Somewhere along the line, the world went crazy with political correctness, which I once heard described by Lorrie Goldstein (then editor of the Toronto Sun) describe as “good intentions gone berserk”.
My latest confrontation with that madness was actually fairly innocuous, but it was illuminating. It is but the latest example of the far left which is (in Canada, at least) coming dangerously close to becoming the new centre.
It’s all about controlling how people speak. I suppose that the theory behind is that if you can control how people speak, you can control how they behave and what they think.
My first run-in with politically correct speak was the word “they”. Early in my career as a teacher, I was told that the official policy of my school board was to use it instead of the universal masculine “he”. “They” was preferred (more like insisted on) because it was considered “inclusive” instead of the supposedly sexist “he”. Sadly, if produced ungrammatical gibberish like, “If a person wishes to do something well, THEY must practise.” (“He or she” would be the correct way of putting it if you thought it was really necessary to be that “inclusive”, but it’s obviously wordy.) Other awkward variants showed up like “s/he” (possible in writing but not in speech), not to mention the uber-liberated “she”.
All such efforts of the neo-Orwellians to remake the language have similar germs of illogic at their core.
Remember “negro”? Verboten in our enlightened age but perfectly acceptable in living memory.

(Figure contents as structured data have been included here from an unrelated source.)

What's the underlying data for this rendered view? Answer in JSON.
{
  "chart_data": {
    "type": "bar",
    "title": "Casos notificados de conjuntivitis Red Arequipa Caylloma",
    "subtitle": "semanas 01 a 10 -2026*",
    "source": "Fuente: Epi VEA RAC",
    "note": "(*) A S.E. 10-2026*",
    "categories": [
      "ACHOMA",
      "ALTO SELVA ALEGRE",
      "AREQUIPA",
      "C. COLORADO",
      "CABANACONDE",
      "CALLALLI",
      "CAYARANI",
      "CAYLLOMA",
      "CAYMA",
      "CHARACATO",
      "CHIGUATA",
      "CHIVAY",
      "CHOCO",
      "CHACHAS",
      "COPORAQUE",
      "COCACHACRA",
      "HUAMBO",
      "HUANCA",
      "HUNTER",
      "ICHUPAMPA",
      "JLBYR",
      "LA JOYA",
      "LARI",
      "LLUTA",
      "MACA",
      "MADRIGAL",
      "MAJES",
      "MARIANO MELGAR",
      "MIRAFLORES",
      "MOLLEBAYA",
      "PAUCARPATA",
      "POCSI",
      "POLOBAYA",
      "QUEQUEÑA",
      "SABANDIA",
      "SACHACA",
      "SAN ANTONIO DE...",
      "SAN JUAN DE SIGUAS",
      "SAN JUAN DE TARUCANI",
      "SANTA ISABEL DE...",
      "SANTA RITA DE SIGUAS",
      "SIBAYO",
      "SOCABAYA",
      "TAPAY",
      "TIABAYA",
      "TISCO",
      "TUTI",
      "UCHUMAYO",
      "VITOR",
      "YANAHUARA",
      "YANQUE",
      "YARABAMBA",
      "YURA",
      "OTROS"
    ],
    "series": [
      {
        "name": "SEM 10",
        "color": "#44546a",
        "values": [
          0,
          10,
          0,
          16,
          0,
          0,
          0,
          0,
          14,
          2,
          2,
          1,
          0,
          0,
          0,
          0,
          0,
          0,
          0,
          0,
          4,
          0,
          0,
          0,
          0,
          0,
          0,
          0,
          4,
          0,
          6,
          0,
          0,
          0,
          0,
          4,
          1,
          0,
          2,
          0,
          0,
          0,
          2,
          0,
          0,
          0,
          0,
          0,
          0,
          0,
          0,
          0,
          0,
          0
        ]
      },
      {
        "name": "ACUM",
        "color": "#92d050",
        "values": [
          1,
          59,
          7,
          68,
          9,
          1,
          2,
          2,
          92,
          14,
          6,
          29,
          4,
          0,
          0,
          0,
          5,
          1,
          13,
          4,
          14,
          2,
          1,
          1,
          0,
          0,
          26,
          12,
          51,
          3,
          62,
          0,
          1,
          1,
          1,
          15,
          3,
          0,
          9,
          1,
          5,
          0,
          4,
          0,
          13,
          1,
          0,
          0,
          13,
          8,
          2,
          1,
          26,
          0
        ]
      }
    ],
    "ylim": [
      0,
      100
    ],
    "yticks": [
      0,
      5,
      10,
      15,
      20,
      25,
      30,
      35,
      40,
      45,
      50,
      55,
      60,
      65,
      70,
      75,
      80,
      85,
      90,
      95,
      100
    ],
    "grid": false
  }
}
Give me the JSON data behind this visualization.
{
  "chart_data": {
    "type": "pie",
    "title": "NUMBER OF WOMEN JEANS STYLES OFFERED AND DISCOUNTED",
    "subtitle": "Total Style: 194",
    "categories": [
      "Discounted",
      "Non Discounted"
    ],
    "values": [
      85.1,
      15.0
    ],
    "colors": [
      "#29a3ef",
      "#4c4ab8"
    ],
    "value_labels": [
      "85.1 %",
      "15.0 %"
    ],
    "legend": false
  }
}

The “United Negro College Fund” still exists. And Martin Luther King used the term . . . but it’s considered racist not. And its etymology is “black” – which IS an acceptable term. Hell, the “N” word is simply “negro” put through a certain regional pronunciation. And lots of blacks use the term, supposedly to reclaim it or sound hip or god-knows-what. It’s ridiculous. And you won’t catch me calling myself “whitey”.
Even sillier is the evolution of the racist “coloured people” into the politically correct “people of colour”. What’s the difference? Word order!
I could go on . . .
But it’s all too silly to write about with a straight face, and I can’t do it the justice that George Carlin would have if he had turned his attention to it while he still walked the earth.
So let me loop back to the beginning – “oriental”. Basically, it means “Easterner”. It was was a term that we in the West (“Westerners”) used to denote people from the east coast of Asia, but somehow that became an insulting term. How? No idea. I read all the explanations I could find and none of them made any sense to me, so I’m not going to summarize them here.
Apparently, the new, sensitive term is “Asian”, but it’s just as illogical as “they” (se above), and I refuse to use it.
Because, as well as being illogical, it’s exclusionary – which I thought the PC folks said was a bad thing. Aren’t we supposed to be inclusive?
You see, the problem is that people from India are also Asian, as are people from Iran, as are Russians (who can be as white as an ethnic Norwegian).
So I guess the correct PC term would be “east Asian”.
Easterners, in other words.
Which is exactly what “oriental” means.